Genie Conversations

Skill: databricks-genie

What You Can Build

The Conversation API lets you programmatically send natural language questions to a curated Genie Space and receive SQL-generated answers. You can test spaces after creation, build chat interfaces on top of Genie, integrate natural language data queries into multi-agent workflows, or run conversational data exploration with follow-up context.

In Action

“Write Python code that asks a Genie Space about last month’s sales and then follows up to break results down by region.”

# First question -- starts a new conversation
result = ask_genie(
    space_id="01abc123...",
    question="What were total sales last month?"
)

# Follow-up -- uses context from the first question
follow_up = ask_genie(
    space_id="01abc123...",
    question="Break that down by region",
    conversation_id=result["conversation_id"]
)

Key decisions:

space_id targets a specific Genie Space that’s been curated with business logic, instructions, and certified queries
Omitting conversation_id starts a fresh conversation; passing it enables contextual follow-ups where “that” refers to the previous answer
Genie generates SQL from your natural language question and runs it against the space’s configured tables
The response includes the generated SQL, column names, data rows, and status

More Patterns

Handle different response statuses

“Write Python code that handles successful responses, failures, and timeouts from Genie.”

result = ask_genie(
    space_id="01abc123...",
    question="What is the churn rate?",
    timeout_seconds=60
)

if result["status"] == "COMPLETED":
    print(f"SQL: {result['sql']}")
    for row in result["data"]:
        print(row)
elif result["status"] == "FAILED":
    print(f"Error: {result['error']}")
elif result["status"] == "TIMEOUT":
    print("Try a simpler question or increase timeout")

Status values are COMPLETED, FAILED, CANCELLED, and TIMEOUT. When Genie needs more detail, it returns a text_response field with a clarification question instead of data.

Test a Genie Space after creation

“Write Python code that validates a newly created Genie Space by asking a series of test questions.”

space_id = "01abc123..."

# Test basic aggregation
r1 = ask_genie(space_id=space_id, question="How many employees do we have?")
print(f"Employee count: {r1['status']} - {r1['data']}")

# Test filtering
r2 = ask_genie(space_id=space_id, question="What is the average salary by department?")
print(f"Salary by dept: {r2['status']} - {r2['row_count']} rows")

After creating a space with create_or_update_genie, test it with questions that exercise different patterns: simple aggregations, filters, group-by queries, and joins.

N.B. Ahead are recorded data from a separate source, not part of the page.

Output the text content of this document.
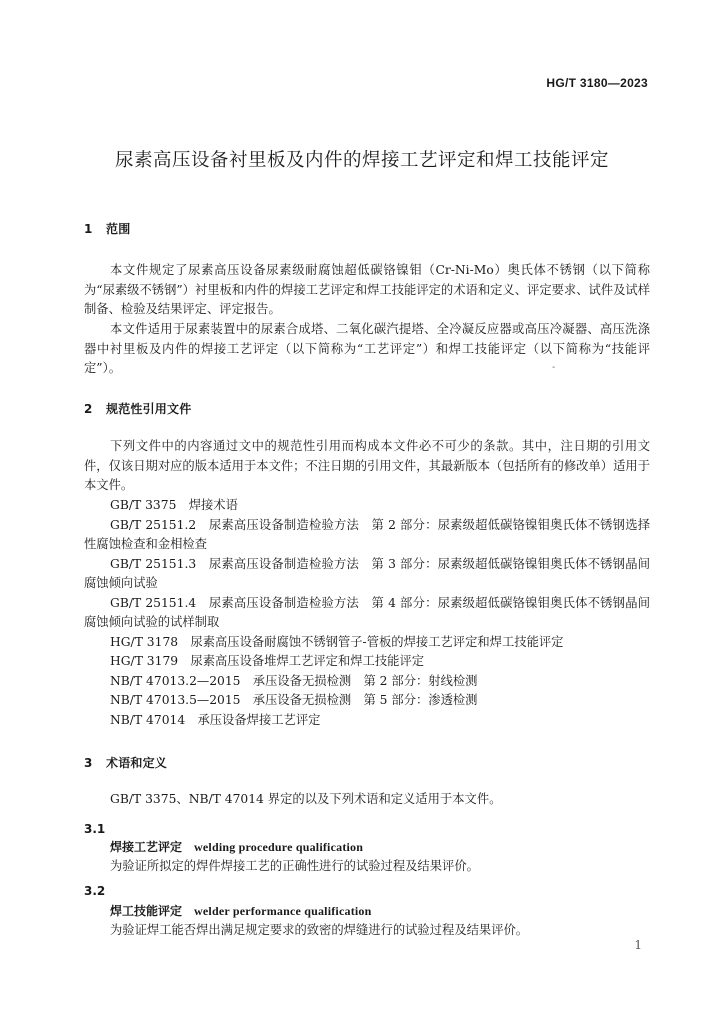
HG/T 3180—2023
尿素高压设备衬里板及内件的焊接工艺评定和焊工技能评定
1 范围
本文件规定了尿素高压设备尿素级耐腐蚀超低碳铬镍钼（Cr-Ni-Mo）奥氏体不锈钢（以下简称为“尿素级不锈钢”）衬里板和内件的焊接工艺评定和焊工技能评定的术语和定义、评定要求、试件及试样制备、检验及结果评定、评定报告。
本文件适用于尿素装置中的尿素合成塔、二氧化碳汽提塔、全冷凝反应器或高压冷凝器、高压洗涤器中衬里板及内件的焊接工艺评定（以下简称为“工艺评定”）和焊工技能评定（以下简称为“技能评定”）。	-
2 规范性引用文件
下列文件中的内容通过文中的规范性引用而构成本文件必不可少的条款。其中，注日期的引用文件，仅该日期对应的版本适用于本文件；不注日期的引用文件，其最新版本（包括所有的修改单）适用于本文件。
GB/T 3375　焊接术语
GB/T 25151.2　尿素高压设备制造检验方法　第 2 部分：尿素级超低碳铬镍钼奥氏体不锈钢选择性腐蚀检查和金相检查
GB/T 25151.3　尿素高压设备制造检验方法　第 3 部分：尿素级超低碳铬镍钼奥氏体不锈钢晶间腐蚀倾向试验
GB/T 25151.4　尿素高压设备制造检验方法　第 4 部分：尿素级超低碳铬镍钼奥氏体不锈钢晶间腐蚀倾向试验的试样制取
HG/T 3178　尿素高压设备耐腐蚀不锈钢管子-管板的焊接工艺评定和焊工技能评定
HG/T 3179　尿素高压设备堆焊工艺评定和焊工技能评定
NB/T 47013.2—2015　承压设备无损检测　第 2 部分：射线检测
NB/T 47013.5—2015　承压设备无损检测　第 5 部分：渗透检测
NB/T 47014　承压设备焊接工艺评定
3 术语和定义
GB/T 3375、NB/T 47014 界定的以及下列术语和定义适用于本文件。
3.1
焊接工艺评定 welding procedure qualification
为验证所拟定的焊件焊接工艺的正确性进行的试验过程及结果评价。
3.2
焊工技能评定 welder performance qualification
为验证焊工能否焊出满足规定要求的致密的焊缝进行的试验过程及结果评价。
1
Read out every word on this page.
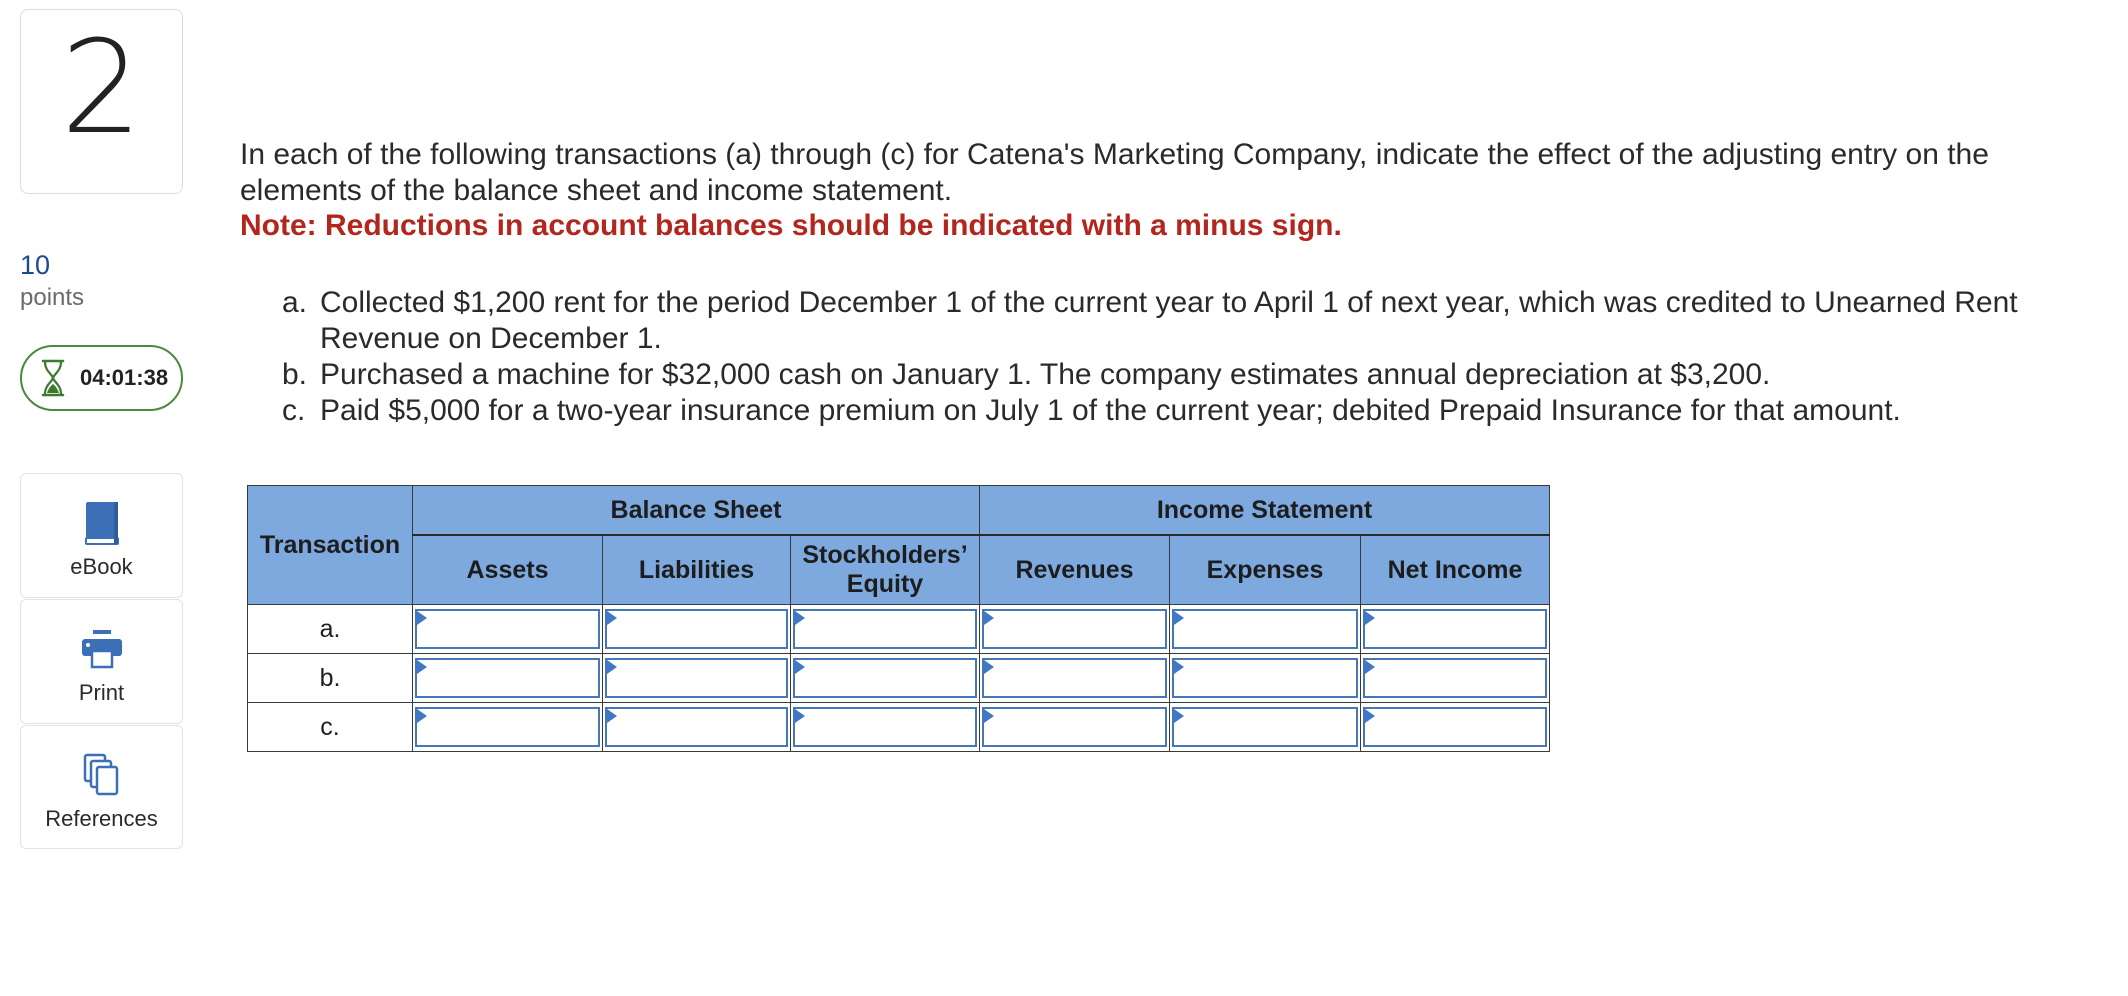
2
10
points
04:01:38
eBook
Print
References
In each of the following transactions (a) through (c) for Catena's Marketing Company, indicate the effect of the adjusting entry on the elements of the balance sheet and income statement.
Note: Reductions in account balances should be indicated with a minus sign.
a. Collected $1,200 rent for the period December 1 of the current year to April 1 of next year, which was credited to Unearned Rent Revenue on December 1.
b. Purchased a machine for $32,000 cash on January 1. The company estimates annual depreciation at $3,200.
c. Paid $5,000 for a two-year insurance premium on July 1 of the current year; debited Prepaid Insurance for that amount.
Transaction	Balance Sheet			Income Statement		
	Assets	Liabilities	Stockholders’ Equity	Revenues	Expenses	Net Income
a.	

b.	

c.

Review the generated SQL in each response to verify Genie is using the right tables and logic.

Choose between Genie and direct SQL

“Help me decide when to use ask_genie versus running SQL directly.”

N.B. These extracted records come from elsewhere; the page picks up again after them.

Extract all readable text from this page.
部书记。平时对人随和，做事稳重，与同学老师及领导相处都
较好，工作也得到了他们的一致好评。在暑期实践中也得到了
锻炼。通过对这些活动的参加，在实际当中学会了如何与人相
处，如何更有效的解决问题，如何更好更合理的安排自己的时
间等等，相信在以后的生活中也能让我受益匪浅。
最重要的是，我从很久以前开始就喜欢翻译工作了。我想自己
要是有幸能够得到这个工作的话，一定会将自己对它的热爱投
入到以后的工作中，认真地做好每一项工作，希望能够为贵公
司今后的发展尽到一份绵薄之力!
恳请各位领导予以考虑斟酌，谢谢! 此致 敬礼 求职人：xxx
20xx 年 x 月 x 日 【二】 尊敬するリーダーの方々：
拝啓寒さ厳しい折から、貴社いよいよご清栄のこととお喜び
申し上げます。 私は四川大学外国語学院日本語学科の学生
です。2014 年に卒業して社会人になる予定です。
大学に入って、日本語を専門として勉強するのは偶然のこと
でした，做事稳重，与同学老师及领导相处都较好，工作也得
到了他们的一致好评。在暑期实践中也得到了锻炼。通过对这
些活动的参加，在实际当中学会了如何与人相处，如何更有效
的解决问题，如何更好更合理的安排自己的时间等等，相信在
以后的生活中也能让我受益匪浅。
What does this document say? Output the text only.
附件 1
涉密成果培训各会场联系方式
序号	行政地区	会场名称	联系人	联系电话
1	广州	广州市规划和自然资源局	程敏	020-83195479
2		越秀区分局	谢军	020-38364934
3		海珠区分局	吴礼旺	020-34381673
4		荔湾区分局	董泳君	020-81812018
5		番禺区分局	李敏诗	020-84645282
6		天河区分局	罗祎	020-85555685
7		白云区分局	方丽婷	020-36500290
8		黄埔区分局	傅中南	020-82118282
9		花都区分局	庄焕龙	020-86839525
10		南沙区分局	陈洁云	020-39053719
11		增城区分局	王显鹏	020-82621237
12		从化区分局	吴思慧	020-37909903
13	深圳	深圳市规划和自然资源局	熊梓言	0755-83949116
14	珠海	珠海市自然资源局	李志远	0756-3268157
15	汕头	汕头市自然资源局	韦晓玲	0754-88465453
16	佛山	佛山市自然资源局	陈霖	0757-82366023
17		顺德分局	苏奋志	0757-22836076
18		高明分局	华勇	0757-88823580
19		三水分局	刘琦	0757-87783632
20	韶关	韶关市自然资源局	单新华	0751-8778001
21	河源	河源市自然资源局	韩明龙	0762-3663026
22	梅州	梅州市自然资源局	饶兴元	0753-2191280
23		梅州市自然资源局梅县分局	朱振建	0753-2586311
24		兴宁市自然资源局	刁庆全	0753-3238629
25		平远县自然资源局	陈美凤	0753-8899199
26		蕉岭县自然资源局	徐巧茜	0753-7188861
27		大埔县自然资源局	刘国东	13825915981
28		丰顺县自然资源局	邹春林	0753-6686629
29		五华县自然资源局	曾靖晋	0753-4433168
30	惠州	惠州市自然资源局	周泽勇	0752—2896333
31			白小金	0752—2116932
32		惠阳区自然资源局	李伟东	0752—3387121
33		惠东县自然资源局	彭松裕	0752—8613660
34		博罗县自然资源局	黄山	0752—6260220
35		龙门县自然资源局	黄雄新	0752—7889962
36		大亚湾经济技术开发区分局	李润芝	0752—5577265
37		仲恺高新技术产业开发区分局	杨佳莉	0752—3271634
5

Use ask_genie when the Genie Space has curated business logic (like “active customer = ordered in 90 days”), when the user explicitly asks to use their Genie Space, or when you’re testing a space after creating it. Use direct SQL when you have the exact query already, need precise control over joins and filters, or when no Genie Space exists for the target data.

Watch Out For

Reusing conversation IDs across unrelated topics — Genie carries context from earlier messages, which confuses answers to unrelated questions. Start a new conversation for each distinct topic.
Ignoring clarification requests — when Genie can’t generate SQL, it returns a text_response asking for more detail. Check for this field and rephrase with more specifics instead of retrying the same question.
Setting timeouts too low for complex queries — simple aggregations finish in 30-60 seconds, but large scans and complex joins need 120+ seconds. Match your timeout to the expected query complexity.
Expecting Genie to answer questions outside its curated tables — Genie only knows about the tables configured in the space. If results are unexpected, review the generated SQL and add instructions or certified queries to the space.